3/18 ソニーフィナンシャルホールディングス 石川久美子

 予想レンジ
 108.50円~109.40円
 注目ポイント
 新興国のインフレ懸念とトルコリラ

安値(7:00~翌5:00) 高値(7:00~翌5:00)
108.625 +12.5 12:05 109.301 -9.9 16:45

FOMCの結果を受けて、今日の見通しについて

 FOMCにおいてはインフレの見通しが上方修正された一方で、パウエルFRB議長が物価の伸びが目標を上回るのは一時的であって、テーパリングの議論を開始するのは時期尚早とする姿勢を示したことで、アメリカの長期金利が低下するとドル/円相場も軟化するという展開になった。

 本日のドル/円に関しては明日発表される日銀点検を控えて、足元の揉み合いの域を出ないような推移になると予想される。

注目ポイントについて、足元ではアメリカのインフレが進むことへの懸念が話題に上ることが多かったが、新興国でもインフレ懸念が生じている?

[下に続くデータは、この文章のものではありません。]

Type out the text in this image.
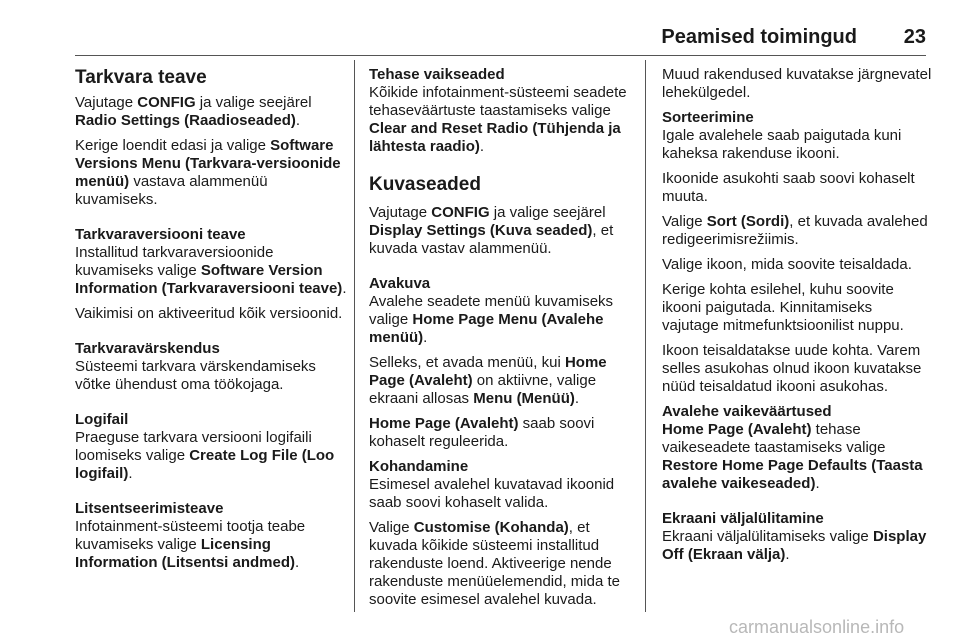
Peamised toimingud	23
Tarkvara teave

Vajutage CONFIG ja valige seejärel Radio Settings (Raadioseaded).

Kerige loendit edasi ja valige Software Versions Menu (Tarkvara-versioonide menüü) vastava alammenüü kuvamiseks.

Tarkvaraversiooni teave

Installitud tarkvaraversioonide kuvamiseks valige Software Version Information (Tarkvaraversiooni teave).

Vaikimisi on aktiveeritud kõik versioonid.

Tarkvaravärskendus

Süsteemi tarkvara värskendamiseks võtke ühendust oma töökojaga.

Logifail

Praeguse tarkvara versiooni logifaili loomiseks valige Create Log File (Loo logifail).

Litsentseerimisteave

Infotainment-süsteemi tootja teabe kuvamiseks valige Licensing Information (Litsentsi andmed).

Tehase vaikseaded

Kõikide infotainment-süsteemi seadete tehaseväärtuste taastamiseks valige Clear and Reset Radio (Tühjenda ja lähtesta raadio).

Kuvaseaded

Vajutage CONFIG ja valige seejärel Display Settings (Kuva seaded), et kuvada vastav alammenüü.

Avakuva

Avalehe seadete menüü kuvamiseks valige Home Page Menu (Avalehe menüü).

Selleks, et avada menüü, kui Home Page (Avaleht) on aktiivne, valige ekraani allosas Menu (Menüü).

Home Page (Avaleht) saab soovi kohaselt reguleerida.

Kohandamine

Esimesel avalehel kuvatavad ikoonid saab soovi kohaselt valida.

Valige Customise (Kohanda), et kuvada kõikide süsteemi installitud rakenduste loend. Aktiveerige nende rakenduste menüüelemendid, mida te soovite esimesel avalehel kuvada.

Muud rakendused kuvatakse järgnevatel lehekülgedel.

Sorteerimine

Igale avalehele saab paigutada kuni kaheksa rakenduse ikooni.

Ikoonide asukohti saab soovi kohaselt muuta.

Valige Sort (Sordi), et kuvada avalehed redigeerimisrežiimis.

Valige ikoon, mida soovite teisaldada.

Kerige kohta esilehel, kuhu soovite ikooni paigutada. Kinnitamiseks vajutage mitmefunktsioonilist nuppu.

Ikoon teisaldatakse uude kohta. Varem selles asukohas olnud ikoon kuvatakse nüüd teisaldatud ikooni asukohas.

Avalehe vaikeväärtused

Home Page (Avaleht) tehase vaikeseadete taastamiseks valige Restore Home Page Defaults (Taasta avalehe vaikeseaded).

Ekraani väljalülitamine

Ekraani väljalülitamiseks valige Display Off (Ekraan välja).

carmanualsonline.info
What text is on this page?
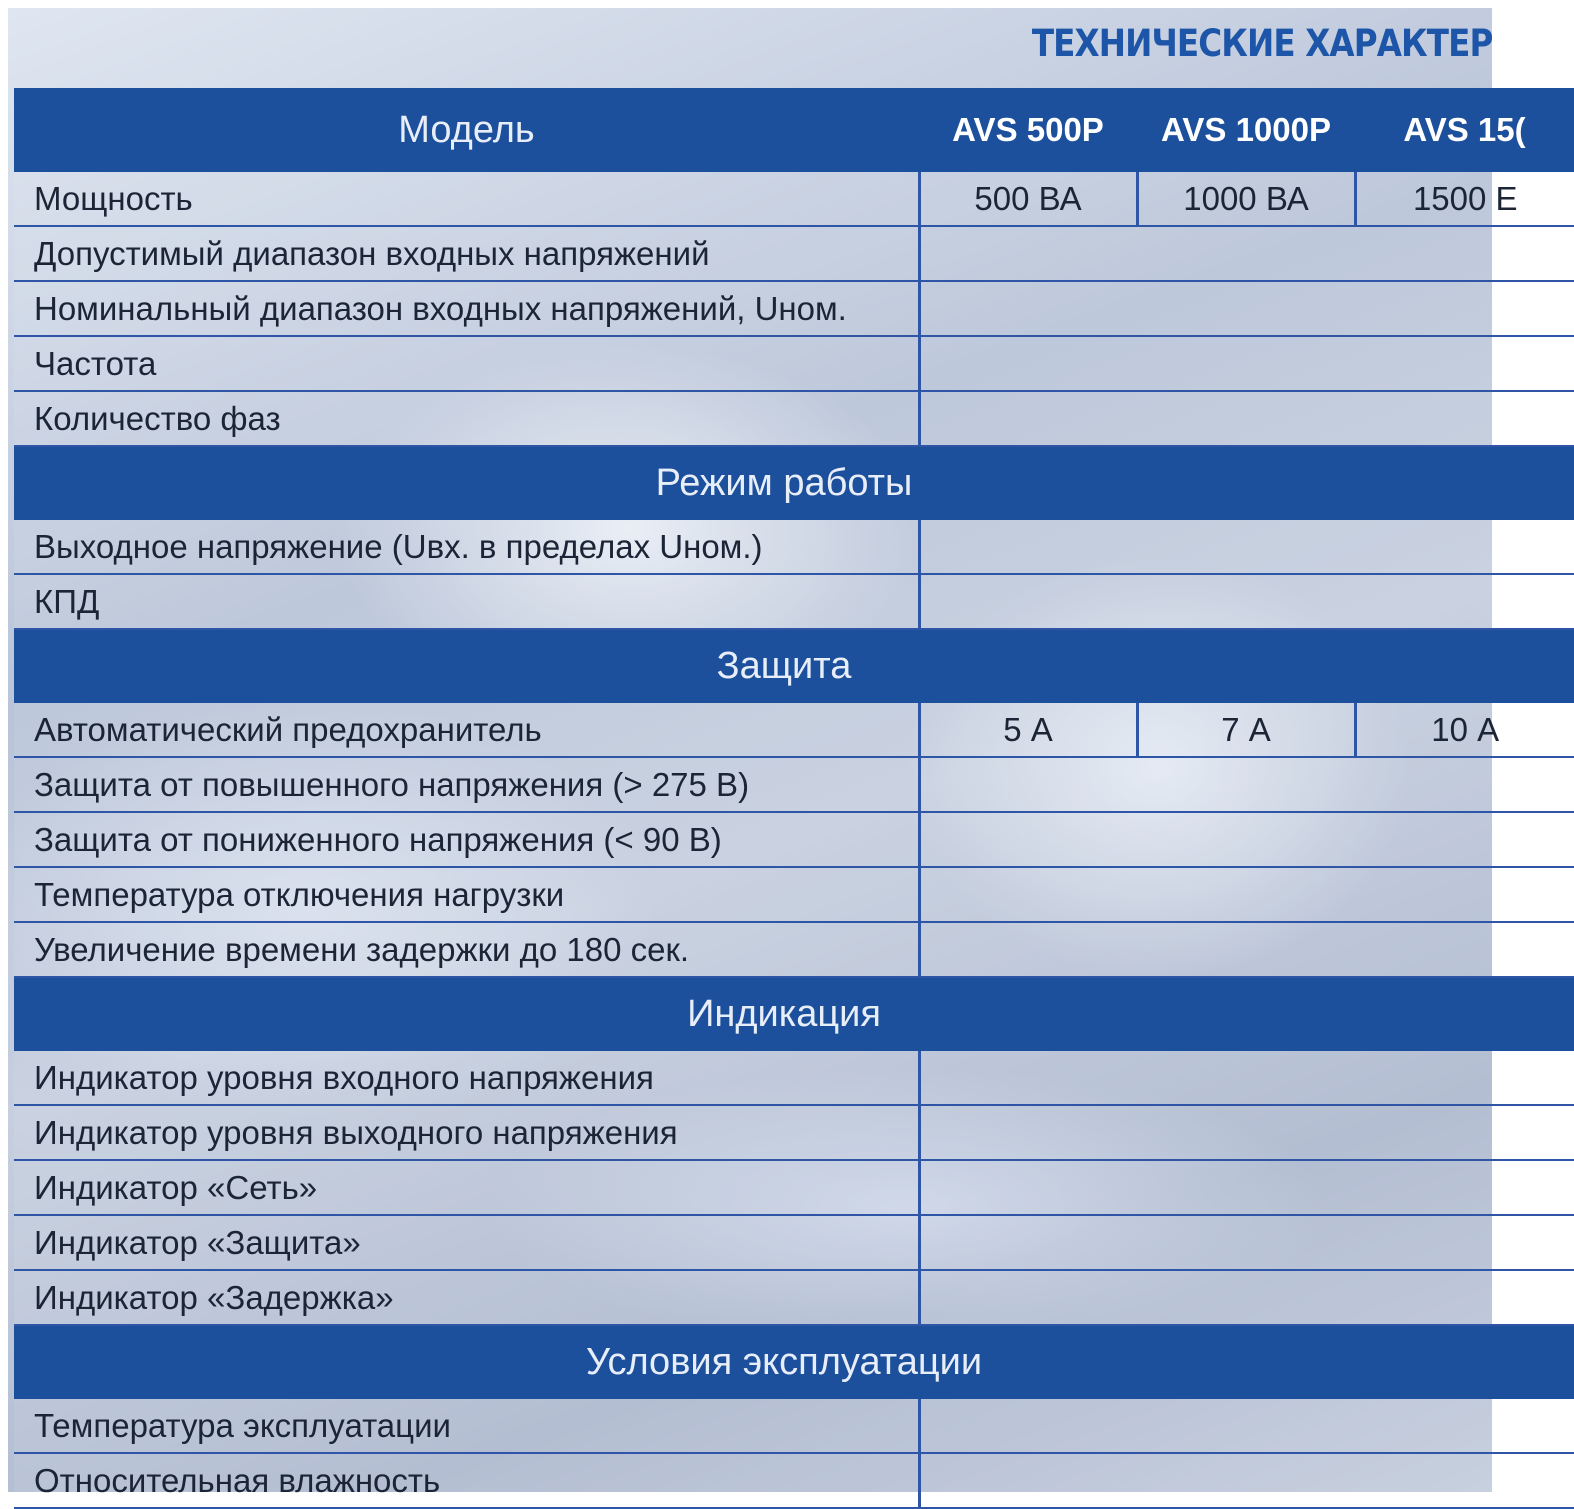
ТЕХНИЧЕСКИЕ ХАРАКТЕР
Модель	AVS 500P	AVS 1000P	AVS 15(
Мощность	500 ВА	1000 ВА	1500 Е
Допустимый диапазон входных напряжений			
Номинальный диапазон входных напряжений, Uном.			
Частота			
Количество фаз			
Режим работы			
Выходное напряжение (Uвх. в пределах Uном.)			
КПД			
Защита			
Автоматический предохранитель	5 А	7 А	10 А
Защита от повышенного напряжения (> 275 В)			
Защита от пониженного напряжения (< 90 В)			
Температура отключения нагрузки			
Увеличение времени задержки до 180 сек.			
Индикация			
Индикатор уровня входного напряжения			
Индикатор уровня выходного напряжения			
Индикатор «Сеть»			
Индикатор «Защита»			
Индикатор «Задержка»			
Условия эксплуатации			
Температура эксплуатации			
Относительная влажность			
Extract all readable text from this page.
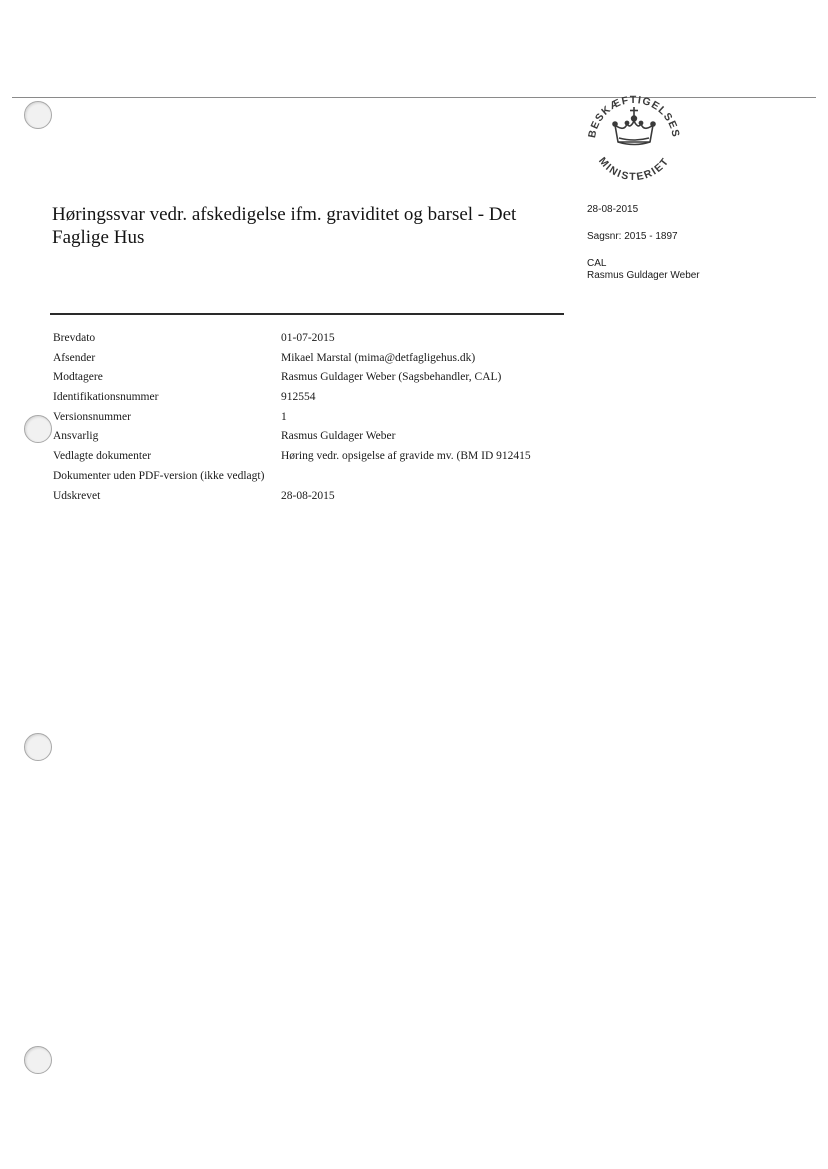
BESKÆFTIGELSES
MINISTERIET
Høringssvar vedr. afskedigelse ifm. graviditet og barsel - Det Faglige Hus
28-08-2015
Sagsnr: 2015 - 1897
CAL
Rasmus Guldager Weber
Brevdato	01-07-2015
Afsender	Mikael Marstal (mima@detfagligehus.dk)
Modtagere	Rasmus Guldager Weber (Sagsbehandler, CAL)
Identifikationsnummer	912554
Versionsnummer	1
Ansvarlig	Rasmus Guldager Weber
Vedlagte dokumenter	Høring vedr. opsigelse af gravide mv. (BM ID 912415
Dokumenter uden PDF-version (ikke vedlagt)
Udskrevet	28-08-2015
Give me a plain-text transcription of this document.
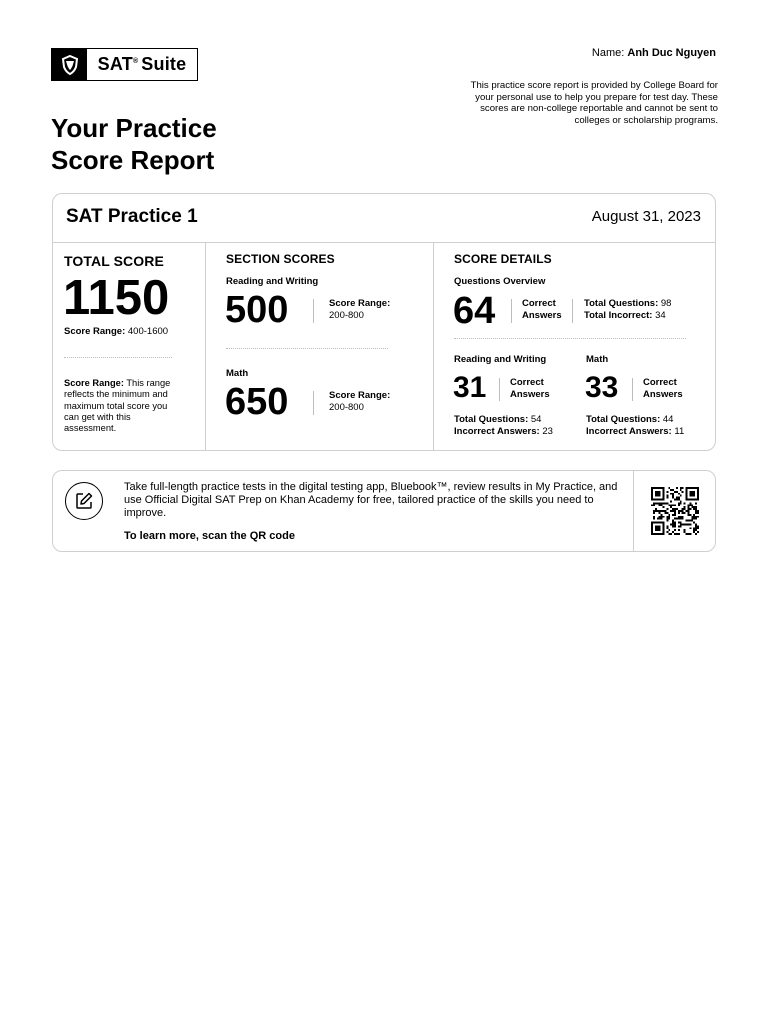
SAT® Suite
Your Practice
Score Report
Name: Anh Duc Nguyen
This practice score report is provided by College Board for your personal use to help you prepare for test day. These scores are non-college reportable and cannot be sent to colleges or scholarship programs.
SAT Practice 1	August 31, 2023
TOTAL SCORE
1150
Score Range: 400-1600
Score Range: This range reflects the minimum and maximum total score you can get with this assessment.
SECTION SCORES
Reading and Writing
500	Score Range:
200-800
Math
650	Score Range:
200-800
SCORE DETAILS
Questions Overview
64	Correct
Answers
Total Questions: 98
Total Incorrect: 34
Reading and Writing
31 Correct
Answers
Total Questions: 54
Incorrect Answers: 23
Math
33	Correct
Answers
Total Questions: 44
Incorrect Answers: 11
Take full-length practice tests in the digital testing app, Bluebook™, review results in My Practice, and use Official Digital SAT Prep on Khan Academy for free, tailored practice of the skills you need to improve.
To learn more, scan the QR code
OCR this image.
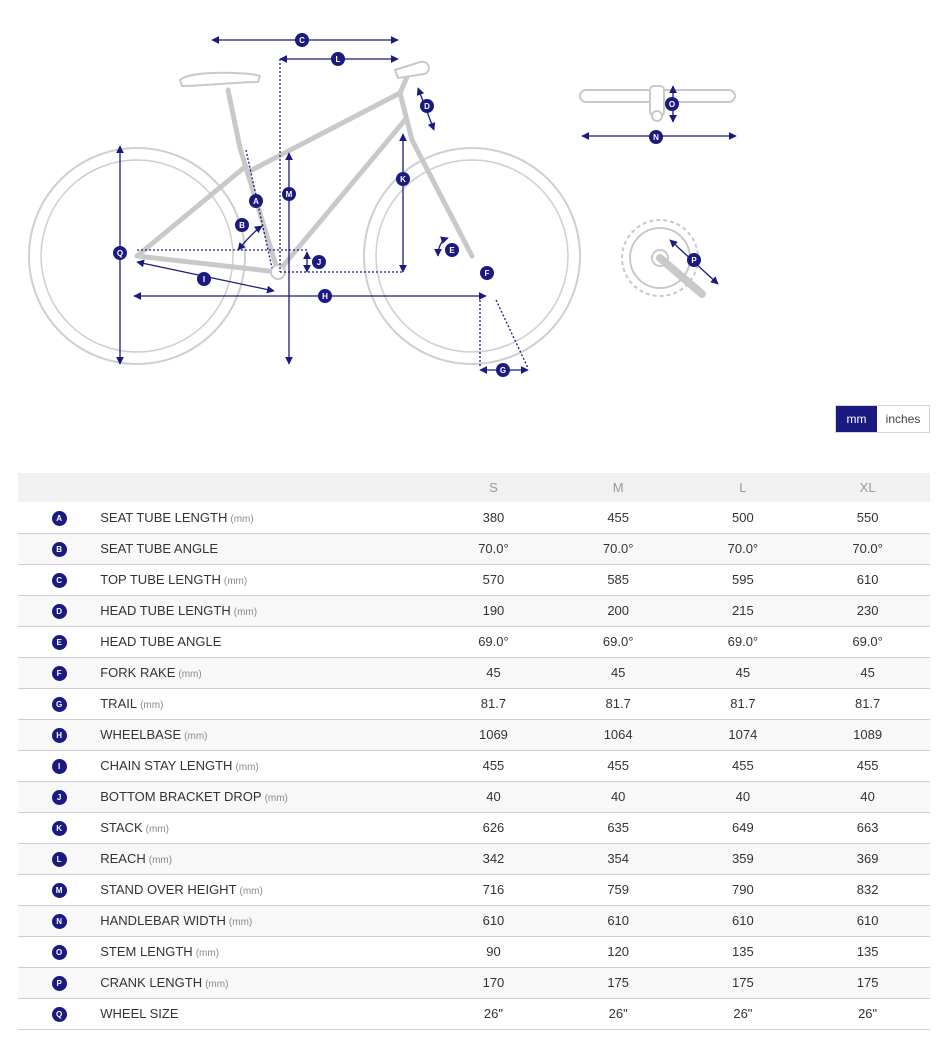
C
L
D
K
M
A
B
Q
J
I
H
E
F
G
O
N
P
mm	inches
		S	M	L	XL
A	SEAT TUBE LENGTH (mm)	380	455	500	550
B	SEAT TUBE ANGLE	70.0°	70.0°	70.0°	70.0°
C	TOP TUBE LENGTH (mm)	570	585	595	610
D	HEAD TUBE LENGTH (mm)	190	200	215	230
E	HEAD TUBE ANGLE	69.0°	69.0°	69.0°	69.0°
F	FORK RAKE (mm)	45	45	45	45
G	TRAIL (mm)	81.7	81.7	81.7	81.7
H	WHEELBASE (mm)	1069	1064	1074	1089
I	CHAIN STAY LENGTH (mm)	455	455	455	455
J	BOTTOM BRACKET DROP (mm)	40	40	40	40
K	STACK (mm)	626	635	649	663
L	REACH (mm)	342	354	359	369
M	STAND OVER HEIGHT (mm)	716	759	790	832
N	HANDLEBAR WIDTH (mm)	610	610	610	610
O	STEM LENGTH (mm)	90	120	135	135
P	CRANK LENGTH (mm)	170	175	175	175
Q	WHEEL SIZE	26"	26"	26"	26"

 新興国では2020年のコロナ禍による先進国からの需要減であったり、ロックダウンで人や物の移動が制限されるという経済的逆風や、通貨安の影響でインフレが進んでいる。

 例えば日本の個人投資家にも人気のトルコリラはコロナ禍で下落基調だったが、昨年11月に一旦[?]が変わってインフレ対策に利上げを行ったことで値を戻すような場面も見られたが、足元では再びアメリカのドル高に加えてインフレ懸念の台頭で再びリラ安になるような様子も見られている。

 トルコのインフレについては昨年後半からエネルギー価格の急騰なども相まって拍車がかかっている状態。

トルコは本日金融政策発表の予定だが、何か対応はありそう?

 市場では[?]の現行の17%から18%に引き上げるのではないかという風にみている。

 直近で発表された2月のCPI──消費者物価指数が前年比+15.61%とインフレが加速していて、これにより一旦2%前後まで上昇していた実質金利が再びゼロの方に近づいている為。

 ただ、これまでエルドアン大統領はこの利上げ行動がインフレの原因だと主張して利上げに反対していたが、最近は中銀の決定を尊重する様子も見せている。

 外交の[?]やコロナ懸念などもあるが、今回中銀が市場予想かそれ以上の利上げを行って引き締め姿勢を改めて強調するようならばトルコリラには一時的に上昇圧力がかかるとみられる。

新興国のインフレが深刻になるとどういう影響がある?

 トルコだけでなく、既に南アフリカやブラジルなどにも景気が弱い中でのインフレによって、利上げの実行や利上げを検証する場面にある。

 市場が安心できるような金融引き締め策を打ち出せない場合は更なる通貨の下落もあり得るので注意が必要とみている。